Sin embargo, a pesar de sentir todas esas maravillas, tenemos la impresión de que hay algo más.
Que
nadie pronuncie la palabra “espíritu” o “alma”. Ya sabemos que no
existen, que son artefactos culturales de ficción. Han sido muy útiles
al proceso de civilización, no lo negaremos, pero no son reales. Sin
embargo, no cabe duda de que follar con amor es un fenómeno curioso y de
difícil explicación. Al menos para mí. Uno está haciendo lo mismo que
hace siempre (metiéndola, sacándola, chupando por aquí y por allá) pero
sucede que siente una emoción, un debilitamiento, un abandono, un
embeleso, un arrobamiento. Y quiere fundirse (la literatura aquí es
inevitable) con la persona con la que folla. Quiere, de cierta manera,
perderse, quiere no regresar. También desea, a veces, comerse a la otra
persona, pero esa es otra historia.
Follar
con amor es una sensación fantástica y extraña. No quiero ponerme
romántico para no hacer el ridículo o falsear las cosas o magnificarlas o
razonar mediante moldes, que es lo que pasa cuando nos ponemos
románticos.
Sabemos,
eso sí, que el cerebro nos inventa y que el cerebro nos engaña.

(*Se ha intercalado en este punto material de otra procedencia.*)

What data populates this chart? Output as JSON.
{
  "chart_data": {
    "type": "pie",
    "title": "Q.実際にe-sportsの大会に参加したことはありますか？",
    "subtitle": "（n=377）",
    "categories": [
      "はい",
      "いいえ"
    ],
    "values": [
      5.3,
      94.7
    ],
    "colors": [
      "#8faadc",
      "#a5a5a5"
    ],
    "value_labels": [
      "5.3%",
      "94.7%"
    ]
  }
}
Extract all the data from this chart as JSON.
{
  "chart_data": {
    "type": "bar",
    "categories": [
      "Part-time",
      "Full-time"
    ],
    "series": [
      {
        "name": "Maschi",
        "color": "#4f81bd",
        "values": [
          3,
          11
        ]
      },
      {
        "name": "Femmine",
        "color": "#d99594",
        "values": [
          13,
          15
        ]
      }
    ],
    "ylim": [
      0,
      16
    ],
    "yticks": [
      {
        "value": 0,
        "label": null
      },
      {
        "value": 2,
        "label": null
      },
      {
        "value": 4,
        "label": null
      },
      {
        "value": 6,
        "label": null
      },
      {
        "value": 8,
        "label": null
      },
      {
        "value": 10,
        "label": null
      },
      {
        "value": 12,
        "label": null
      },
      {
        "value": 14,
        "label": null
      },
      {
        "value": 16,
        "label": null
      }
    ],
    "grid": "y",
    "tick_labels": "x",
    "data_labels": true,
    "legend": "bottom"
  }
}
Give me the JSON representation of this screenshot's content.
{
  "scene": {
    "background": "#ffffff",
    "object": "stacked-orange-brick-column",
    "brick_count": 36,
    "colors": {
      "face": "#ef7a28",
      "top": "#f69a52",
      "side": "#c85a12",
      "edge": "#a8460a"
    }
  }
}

Constantemente. Pero de una manera especial, creo, nos engaña en eso que
llamamos amor. Todos hemos experimentado la deliciosa conmoción que
produce el cerebro y que consiste en hacerte creer que todo lo que tiene
que ver con una persona que acabas de conocer es maravilloso y que ya
no puedes estar sin verla ni un momento. Todos hemos pasado por ahí. Y
todos sabemos que cuando pasa la engañifa de nuestro cerebro, nos
rompemos la cabeza tratando de explicarnos ¡cómo nos hemos engañado
tanto! Cómo hemos podido estar tan equivocados.
Pero
no es culpa nuestra, naturalmente, es nuestro cerebro y en general
nuestra sopa química, timándonos y manejándonos a su antojo. Es decir,
según sus planes, que no necesariamente son los nuestros. Lo que
llamamos “yo” no es más que una parcela diminuta en medio de la galaxia
que es nuestro cerebro.
Según
los científicos (Eagleman), eso que llamamos amor suele durar alrededor
de tres años, antes de empezar su declive. Estamos programados “para
perder el interés en una pareja sexual después de que haya pasado el
tiempo necesario para criar un hijo, que es una media de cuatro años”.
No lo dudo. Pero.
Qué
pasa cuando no se desvanece la engañifa y la engañifa se torna
permanente. Cuando pasan los años (tres, cuatro, seis, diez o doce o
veinte años) y sigues sin poder alejarte de la otra persona sin
añorarla, cuando pasan los años y sigues pensando que su olor es el
mejor perfume que existe, cuando pasan los años y sigues queriendo
follar con esa persona por encima de todas las otras personas. (Ojo, no
digo que no quieras follar con otras u otros, digo que si tienes que
elegir siempre eliges a esa persona para follar por encima de cualquier
otra). Qué pasa cuando pasan los años y sigues creyendo que sus ojos son
los más bellos del mundo y su boca la más olorosa y su saliva un dulce
jarabe y el sabor de su chocho superior, muy superior, a cualquier
manjar imaginable.
Qué
pasa. ¿Cómo se explica eso? La respuesta tiene que estar en nuestro
cerebro, porque no hay nada fuera de nuestro cerebro. Lo sé.
Seguro
que nuestro cerebro tiene capacidad para engañarnos permanentemente, a
largo plazo. Bien. ¿Pero por qué lo hace? Ya no hay ninguna cría de la
que ocuparse.
Bueno,
me digo, cuando pienso en el asunto y no puedo llegar a una conclusión
satisfactoria: ¡qué más da por qué lo hace nuestro cerebro, qué más da
que el amor sea un invento suyo!
Eso. Qué más da.
Y
pasan los años. Y llega una tarde de invierno, quince años después de
haberte visto por primera vez. Y estamos en casa y me abrazas y dices:
—La vida es maravillosa cuando estoy contigo.
Y
sigo sin saber por qué follar con amor es insuperable, e ignoro, claro
está, por qué eso que llamamos amor, contra todo pronóstico, puede durar
toda una vida. No obstante, sé que soy feliz cuando dices la vida es maravillosa cuando estoy contigo. Cualquier cosa que sea eso de ser feliz.
Y te beso. Y mi pequeño yo se regocija en las vastedades de mi gran cerebro.